The award’s namesake is Edie Beaulieu, a former State Representative from Portland who served as the House Chair of the Labor Committee. She was born Edith Saucier and was raised in a French speaking household in northern Maine. Her early education was confined to a one-room school house in the Aroostook County village of Plaisted which she had to walk a mile and a half to get to each day. After the family’s move to Portland to be closer to a brother at the Baxter School for the Deaf, Edie attended Cathedral High, one of the city’s Catholic female secondary schools. Beaulieu later worked at a job cleaning offices at the Portland Press Herald and became active in public service serving first on the Portland School Board and then in the state legislature.

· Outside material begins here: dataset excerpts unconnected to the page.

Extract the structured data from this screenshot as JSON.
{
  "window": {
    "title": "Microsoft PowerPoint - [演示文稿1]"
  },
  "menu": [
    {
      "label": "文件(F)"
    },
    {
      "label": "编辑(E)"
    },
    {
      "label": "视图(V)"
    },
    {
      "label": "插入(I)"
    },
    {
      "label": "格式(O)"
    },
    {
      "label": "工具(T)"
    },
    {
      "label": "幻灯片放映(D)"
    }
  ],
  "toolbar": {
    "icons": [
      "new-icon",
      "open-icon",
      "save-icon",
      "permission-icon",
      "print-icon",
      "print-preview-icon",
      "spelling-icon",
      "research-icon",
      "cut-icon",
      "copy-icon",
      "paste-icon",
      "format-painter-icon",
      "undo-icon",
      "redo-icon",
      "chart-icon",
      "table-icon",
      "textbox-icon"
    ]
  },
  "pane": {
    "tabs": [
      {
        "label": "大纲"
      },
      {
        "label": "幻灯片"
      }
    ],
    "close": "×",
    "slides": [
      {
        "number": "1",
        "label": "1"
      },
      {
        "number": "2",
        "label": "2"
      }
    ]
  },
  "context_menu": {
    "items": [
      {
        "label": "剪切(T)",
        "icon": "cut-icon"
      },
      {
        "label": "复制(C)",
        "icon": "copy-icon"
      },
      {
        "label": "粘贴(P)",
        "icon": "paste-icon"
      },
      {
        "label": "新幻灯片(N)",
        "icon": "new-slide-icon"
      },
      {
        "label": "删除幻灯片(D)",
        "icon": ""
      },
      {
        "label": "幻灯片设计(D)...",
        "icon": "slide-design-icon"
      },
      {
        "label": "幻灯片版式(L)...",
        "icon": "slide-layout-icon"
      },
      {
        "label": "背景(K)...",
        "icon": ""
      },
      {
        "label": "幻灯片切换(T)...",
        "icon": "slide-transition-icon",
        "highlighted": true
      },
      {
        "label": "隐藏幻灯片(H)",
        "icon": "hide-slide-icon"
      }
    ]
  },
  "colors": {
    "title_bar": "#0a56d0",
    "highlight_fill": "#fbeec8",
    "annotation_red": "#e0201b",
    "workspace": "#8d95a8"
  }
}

Presenting the award was Sen. John Patrick (D-Rumford), a colleague of Sen. Jackson, Patrick cited Jackson’s unwavering commitment to his constituents — often accepting calls late at night and early in the morning. Patrick also praised Jackson’s service to working class families while serving on the Legislature’s Labor Committee.
Sen. Jackson was first elected to the Maine House in 2002, serving three terms in the House before moving to the Senate in 2008. Jackson served as the Senate Chair of the Labor Committee from 2008 until 2010, and he now sits as the ranking Democratic member of the Legislature’s Labor, Commerce, Business and Research Committee. Sen. Jackson has served on the Labor Committee in each term he has been in the Legislature.